Theatre Vertigo’s ambitious season opener serves up misfits, mayhem, and a side of melodrama. Thru Nov 15

By Ramona DeNies October 21, 2014

Minutes into Theatre Vertigo’s 2014-2015 season opener, a child is born, albeit slightly bearded, in the bathroom of a Louisville White Castle. Shooting down the Shoebox Theatre’s galley stage floor past a giggling opening night audience, ensemble member Nathan Crobsy squalls and writhes, a babe in the raw.

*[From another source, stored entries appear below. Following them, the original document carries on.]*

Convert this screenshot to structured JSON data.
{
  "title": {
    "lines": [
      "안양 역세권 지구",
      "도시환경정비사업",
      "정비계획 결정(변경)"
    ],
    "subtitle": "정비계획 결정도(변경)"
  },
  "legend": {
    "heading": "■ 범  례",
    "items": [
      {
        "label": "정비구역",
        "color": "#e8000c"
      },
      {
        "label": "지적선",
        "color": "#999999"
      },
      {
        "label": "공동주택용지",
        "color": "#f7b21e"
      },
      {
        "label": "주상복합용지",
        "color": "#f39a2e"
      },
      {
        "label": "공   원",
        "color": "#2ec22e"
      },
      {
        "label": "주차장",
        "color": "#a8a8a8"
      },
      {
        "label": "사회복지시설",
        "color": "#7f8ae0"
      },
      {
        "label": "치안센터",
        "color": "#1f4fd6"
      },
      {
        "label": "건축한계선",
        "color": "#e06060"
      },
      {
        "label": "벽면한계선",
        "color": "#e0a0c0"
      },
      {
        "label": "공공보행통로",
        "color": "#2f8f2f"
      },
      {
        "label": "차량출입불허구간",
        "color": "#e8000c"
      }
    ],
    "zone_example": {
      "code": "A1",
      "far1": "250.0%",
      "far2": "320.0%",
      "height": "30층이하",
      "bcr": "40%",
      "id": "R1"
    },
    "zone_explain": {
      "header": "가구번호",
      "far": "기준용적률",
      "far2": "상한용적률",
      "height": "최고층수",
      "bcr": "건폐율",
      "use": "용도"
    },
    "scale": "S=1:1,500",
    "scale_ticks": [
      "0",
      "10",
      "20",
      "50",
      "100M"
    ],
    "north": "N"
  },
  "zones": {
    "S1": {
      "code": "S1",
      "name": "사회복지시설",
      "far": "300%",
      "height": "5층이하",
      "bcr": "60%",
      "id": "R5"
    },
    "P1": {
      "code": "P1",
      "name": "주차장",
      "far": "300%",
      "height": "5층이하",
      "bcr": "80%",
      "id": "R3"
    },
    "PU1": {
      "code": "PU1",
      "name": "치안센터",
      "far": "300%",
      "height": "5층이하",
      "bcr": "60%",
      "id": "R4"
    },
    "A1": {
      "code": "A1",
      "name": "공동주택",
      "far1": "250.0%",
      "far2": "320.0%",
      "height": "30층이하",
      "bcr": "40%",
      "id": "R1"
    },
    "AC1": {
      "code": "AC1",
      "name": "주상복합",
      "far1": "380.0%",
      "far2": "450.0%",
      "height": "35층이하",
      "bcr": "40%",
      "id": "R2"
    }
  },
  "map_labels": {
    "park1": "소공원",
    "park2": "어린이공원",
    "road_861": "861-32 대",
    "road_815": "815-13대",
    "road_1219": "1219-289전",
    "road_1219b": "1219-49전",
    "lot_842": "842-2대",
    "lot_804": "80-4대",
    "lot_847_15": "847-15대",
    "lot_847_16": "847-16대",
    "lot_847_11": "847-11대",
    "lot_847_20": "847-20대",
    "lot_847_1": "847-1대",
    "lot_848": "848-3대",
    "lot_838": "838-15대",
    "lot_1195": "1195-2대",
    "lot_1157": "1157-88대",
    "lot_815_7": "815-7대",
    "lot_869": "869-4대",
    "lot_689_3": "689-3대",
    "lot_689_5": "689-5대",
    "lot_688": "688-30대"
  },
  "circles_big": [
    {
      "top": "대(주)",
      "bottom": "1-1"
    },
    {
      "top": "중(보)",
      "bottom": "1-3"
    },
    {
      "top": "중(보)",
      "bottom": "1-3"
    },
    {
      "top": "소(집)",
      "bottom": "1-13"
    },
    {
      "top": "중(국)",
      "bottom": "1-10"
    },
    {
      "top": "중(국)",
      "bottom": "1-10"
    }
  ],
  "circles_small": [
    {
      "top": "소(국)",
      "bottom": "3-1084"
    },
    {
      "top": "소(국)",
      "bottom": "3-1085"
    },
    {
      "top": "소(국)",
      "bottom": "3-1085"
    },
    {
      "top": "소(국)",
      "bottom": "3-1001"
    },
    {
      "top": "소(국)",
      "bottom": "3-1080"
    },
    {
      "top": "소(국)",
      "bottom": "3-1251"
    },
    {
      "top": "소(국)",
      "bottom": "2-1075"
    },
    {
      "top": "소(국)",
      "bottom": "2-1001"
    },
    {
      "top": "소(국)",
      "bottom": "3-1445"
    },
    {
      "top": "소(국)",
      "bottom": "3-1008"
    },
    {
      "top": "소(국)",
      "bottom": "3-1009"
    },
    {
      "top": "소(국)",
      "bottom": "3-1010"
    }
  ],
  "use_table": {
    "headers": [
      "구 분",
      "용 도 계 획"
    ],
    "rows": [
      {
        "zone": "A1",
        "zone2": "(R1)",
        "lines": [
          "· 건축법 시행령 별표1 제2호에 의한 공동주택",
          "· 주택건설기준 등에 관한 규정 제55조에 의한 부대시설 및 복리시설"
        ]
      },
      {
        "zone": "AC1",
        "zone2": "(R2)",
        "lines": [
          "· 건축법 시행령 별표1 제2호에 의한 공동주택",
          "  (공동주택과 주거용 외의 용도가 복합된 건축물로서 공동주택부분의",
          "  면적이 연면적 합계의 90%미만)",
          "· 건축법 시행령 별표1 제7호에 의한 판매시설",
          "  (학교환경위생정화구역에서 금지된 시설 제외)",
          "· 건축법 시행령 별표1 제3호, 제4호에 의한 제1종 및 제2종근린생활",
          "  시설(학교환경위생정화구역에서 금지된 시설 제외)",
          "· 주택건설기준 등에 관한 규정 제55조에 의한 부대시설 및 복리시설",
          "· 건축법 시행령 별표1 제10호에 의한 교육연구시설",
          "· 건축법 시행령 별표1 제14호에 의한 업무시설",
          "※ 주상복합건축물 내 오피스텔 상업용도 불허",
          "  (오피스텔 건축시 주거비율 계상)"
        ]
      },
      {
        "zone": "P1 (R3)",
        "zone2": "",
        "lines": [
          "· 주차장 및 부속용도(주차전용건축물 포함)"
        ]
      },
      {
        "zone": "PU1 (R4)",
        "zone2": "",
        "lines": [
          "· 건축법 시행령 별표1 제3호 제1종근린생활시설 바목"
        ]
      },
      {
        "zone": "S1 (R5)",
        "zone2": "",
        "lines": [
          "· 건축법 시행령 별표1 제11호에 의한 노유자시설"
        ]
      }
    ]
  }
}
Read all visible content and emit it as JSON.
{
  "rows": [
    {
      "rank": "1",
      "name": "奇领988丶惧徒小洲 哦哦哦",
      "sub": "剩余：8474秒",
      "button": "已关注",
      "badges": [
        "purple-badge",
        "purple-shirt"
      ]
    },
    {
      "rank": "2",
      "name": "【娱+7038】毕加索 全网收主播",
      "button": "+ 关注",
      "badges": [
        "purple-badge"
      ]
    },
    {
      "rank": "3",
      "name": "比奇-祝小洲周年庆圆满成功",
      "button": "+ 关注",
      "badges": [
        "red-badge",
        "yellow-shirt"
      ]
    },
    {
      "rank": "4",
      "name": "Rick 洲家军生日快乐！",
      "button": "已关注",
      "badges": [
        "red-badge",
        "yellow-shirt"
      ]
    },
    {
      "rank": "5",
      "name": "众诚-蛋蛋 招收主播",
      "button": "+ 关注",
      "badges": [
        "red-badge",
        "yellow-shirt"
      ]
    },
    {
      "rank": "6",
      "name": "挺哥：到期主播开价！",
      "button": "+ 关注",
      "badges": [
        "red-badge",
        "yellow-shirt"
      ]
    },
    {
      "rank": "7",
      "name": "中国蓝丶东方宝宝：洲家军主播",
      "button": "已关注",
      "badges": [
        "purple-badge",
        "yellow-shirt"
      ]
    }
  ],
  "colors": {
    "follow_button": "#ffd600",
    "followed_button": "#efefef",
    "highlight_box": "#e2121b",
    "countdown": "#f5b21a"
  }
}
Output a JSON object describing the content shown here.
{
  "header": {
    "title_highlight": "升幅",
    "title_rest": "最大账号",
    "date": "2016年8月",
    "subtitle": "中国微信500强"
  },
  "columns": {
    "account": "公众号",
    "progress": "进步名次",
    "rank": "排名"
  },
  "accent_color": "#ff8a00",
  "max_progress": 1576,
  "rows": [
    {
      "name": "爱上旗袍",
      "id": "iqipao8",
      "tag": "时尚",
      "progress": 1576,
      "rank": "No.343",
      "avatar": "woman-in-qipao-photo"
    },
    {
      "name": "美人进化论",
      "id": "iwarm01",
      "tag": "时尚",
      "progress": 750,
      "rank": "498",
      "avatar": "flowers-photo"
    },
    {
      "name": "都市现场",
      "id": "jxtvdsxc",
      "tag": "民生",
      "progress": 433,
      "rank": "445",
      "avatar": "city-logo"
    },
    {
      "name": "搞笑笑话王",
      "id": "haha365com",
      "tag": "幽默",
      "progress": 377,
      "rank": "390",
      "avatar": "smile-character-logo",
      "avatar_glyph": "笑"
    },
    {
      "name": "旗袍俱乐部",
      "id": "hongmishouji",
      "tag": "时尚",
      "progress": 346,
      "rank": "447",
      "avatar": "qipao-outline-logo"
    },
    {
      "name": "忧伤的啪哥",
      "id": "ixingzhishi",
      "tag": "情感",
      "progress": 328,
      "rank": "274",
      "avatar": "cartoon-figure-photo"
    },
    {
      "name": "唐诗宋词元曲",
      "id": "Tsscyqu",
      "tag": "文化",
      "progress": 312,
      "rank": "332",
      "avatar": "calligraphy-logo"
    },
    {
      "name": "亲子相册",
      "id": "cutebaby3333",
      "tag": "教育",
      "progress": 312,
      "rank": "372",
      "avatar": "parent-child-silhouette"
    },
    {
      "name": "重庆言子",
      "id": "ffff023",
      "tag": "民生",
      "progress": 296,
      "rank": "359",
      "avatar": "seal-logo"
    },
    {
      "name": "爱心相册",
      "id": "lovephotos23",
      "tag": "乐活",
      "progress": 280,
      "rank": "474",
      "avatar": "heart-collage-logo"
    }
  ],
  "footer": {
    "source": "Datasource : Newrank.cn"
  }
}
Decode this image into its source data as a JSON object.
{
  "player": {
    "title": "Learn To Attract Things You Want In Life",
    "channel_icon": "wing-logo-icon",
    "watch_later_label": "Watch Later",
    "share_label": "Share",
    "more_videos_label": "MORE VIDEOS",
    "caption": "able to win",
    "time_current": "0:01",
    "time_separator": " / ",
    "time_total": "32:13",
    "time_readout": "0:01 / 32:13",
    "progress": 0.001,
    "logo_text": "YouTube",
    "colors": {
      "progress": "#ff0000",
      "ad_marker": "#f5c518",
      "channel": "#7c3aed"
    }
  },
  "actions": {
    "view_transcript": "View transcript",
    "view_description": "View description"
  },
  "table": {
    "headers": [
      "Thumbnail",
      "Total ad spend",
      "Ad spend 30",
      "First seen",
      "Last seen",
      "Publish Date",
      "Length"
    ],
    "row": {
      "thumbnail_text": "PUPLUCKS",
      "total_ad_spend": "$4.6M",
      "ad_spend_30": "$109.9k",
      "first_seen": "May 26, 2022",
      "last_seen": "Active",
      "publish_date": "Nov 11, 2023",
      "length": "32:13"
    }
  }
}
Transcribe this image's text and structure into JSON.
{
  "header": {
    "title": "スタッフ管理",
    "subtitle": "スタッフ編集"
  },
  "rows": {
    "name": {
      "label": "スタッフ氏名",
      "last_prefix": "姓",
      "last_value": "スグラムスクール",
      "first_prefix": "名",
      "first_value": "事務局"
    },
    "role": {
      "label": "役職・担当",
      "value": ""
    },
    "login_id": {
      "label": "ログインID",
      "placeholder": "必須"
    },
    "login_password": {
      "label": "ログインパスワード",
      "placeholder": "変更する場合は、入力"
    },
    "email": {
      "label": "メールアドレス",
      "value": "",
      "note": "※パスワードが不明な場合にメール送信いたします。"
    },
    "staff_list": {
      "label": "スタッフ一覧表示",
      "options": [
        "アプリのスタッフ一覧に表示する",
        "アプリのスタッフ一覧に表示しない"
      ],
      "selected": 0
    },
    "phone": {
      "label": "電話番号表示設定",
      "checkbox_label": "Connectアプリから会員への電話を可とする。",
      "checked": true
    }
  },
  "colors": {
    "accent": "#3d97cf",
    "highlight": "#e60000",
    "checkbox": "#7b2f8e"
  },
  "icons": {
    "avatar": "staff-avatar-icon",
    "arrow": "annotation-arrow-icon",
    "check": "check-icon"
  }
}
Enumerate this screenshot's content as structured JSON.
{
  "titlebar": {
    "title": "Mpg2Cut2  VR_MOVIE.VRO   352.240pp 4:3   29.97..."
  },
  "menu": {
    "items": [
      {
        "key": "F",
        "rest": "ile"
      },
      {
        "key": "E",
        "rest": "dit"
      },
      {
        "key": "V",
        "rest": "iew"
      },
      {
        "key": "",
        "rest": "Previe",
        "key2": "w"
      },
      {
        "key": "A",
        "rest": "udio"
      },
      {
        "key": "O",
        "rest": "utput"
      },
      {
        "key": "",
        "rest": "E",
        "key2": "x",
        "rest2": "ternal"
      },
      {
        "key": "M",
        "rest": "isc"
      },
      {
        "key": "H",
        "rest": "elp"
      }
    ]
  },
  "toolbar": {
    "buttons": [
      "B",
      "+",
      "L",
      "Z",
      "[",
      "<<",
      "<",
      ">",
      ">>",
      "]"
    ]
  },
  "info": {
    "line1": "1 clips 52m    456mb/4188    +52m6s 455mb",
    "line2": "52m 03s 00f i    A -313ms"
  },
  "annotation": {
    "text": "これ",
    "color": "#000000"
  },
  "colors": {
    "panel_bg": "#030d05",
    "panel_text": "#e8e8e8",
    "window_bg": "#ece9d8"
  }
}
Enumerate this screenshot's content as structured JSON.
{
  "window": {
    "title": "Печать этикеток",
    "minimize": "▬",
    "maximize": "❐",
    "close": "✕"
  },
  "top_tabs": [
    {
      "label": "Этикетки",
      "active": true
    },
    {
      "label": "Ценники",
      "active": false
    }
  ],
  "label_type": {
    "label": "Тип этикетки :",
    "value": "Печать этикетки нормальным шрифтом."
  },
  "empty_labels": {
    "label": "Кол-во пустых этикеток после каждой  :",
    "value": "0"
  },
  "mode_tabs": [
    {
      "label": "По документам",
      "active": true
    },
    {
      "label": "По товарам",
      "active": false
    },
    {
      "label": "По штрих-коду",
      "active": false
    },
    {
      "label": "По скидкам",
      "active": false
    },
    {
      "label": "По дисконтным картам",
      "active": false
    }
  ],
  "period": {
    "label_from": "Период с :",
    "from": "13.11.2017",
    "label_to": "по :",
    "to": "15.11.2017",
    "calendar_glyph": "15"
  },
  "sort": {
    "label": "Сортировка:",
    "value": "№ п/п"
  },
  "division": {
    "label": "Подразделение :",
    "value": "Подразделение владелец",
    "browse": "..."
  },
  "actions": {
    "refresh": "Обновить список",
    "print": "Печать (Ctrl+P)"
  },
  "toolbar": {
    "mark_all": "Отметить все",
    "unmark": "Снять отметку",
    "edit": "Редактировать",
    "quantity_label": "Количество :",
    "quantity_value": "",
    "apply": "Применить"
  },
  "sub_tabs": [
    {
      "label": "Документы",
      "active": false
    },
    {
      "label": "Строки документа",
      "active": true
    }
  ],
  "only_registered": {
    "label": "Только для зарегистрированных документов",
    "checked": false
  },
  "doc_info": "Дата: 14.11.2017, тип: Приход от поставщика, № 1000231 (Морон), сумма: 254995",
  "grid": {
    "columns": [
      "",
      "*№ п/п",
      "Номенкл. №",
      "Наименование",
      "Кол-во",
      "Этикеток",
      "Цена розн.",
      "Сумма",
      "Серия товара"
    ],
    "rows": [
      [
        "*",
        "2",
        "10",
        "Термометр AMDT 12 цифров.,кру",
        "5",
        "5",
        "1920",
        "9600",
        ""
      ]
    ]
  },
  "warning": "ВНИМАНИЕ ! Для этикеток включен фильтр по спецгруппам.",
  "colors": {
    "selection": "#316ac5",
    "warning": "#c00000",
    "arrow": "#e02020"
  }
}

You’re to understand that Bob, the titular protagonist of Bob: A Life in Five Acts, will lead no ordinary life. And true, over the next 150 minutes, Bob experiences immolation, animal trainers, homelessness, hoboeness, muggery, and buggery. He’s on a quest for greatness, inspired by his adoptive mother Jeanine (actress Holly Wigmore, parenting in an accent more Milwaukee than Kentucky). By age 12, Bob, newly orphaned and squatting in the fictive William Burroughs Memorial Rest Stop, can rattle off facts about any number of other “greats,” from sausage king Jimmy Dean to Sean “Puffy” Combs and Charo.

Bob: A Life in Five Acts
Shoebox Theatre
Thru Nov 15

Yet for all Bob’s singularity—and Bay Area writer Peter Sinn Nachtrieb’s richly manic humor—our hero barrels through some stunning life clichés. In case you miss the progression from idealistic naïf to shattered thirty-something to embittered mogul (living, Howard Hawks-style, in a casino penthouse), prepare to be guided by episodic dances titled “hardship,” “love,” “luck,” and “hope.”

Nachtrieb’s script aims to outline what makes for an epic life: in Bob’s case, driven by borrowed mantras (“keep looking for what you’re looking for,” “always wear your underwear”) and measured in name recognition (Rockefeller, Judy Garland, Lou Gehrig). Bob’s evolution from wide-eyed innocent to hooker-berating jerk, delivered by Crosby with unflagging high camp, is admittedly wicked fun. And thanks to charismatic ensemble performances and gleeful direction from Matthew Zrebski, Bob’s first three acts, at least, succeed in transcending an ultimately under-imagined structure. True greatness remains elusive, but as a vehicle through a landscape of American exceptionalism, Bob offers a pretty wild ride.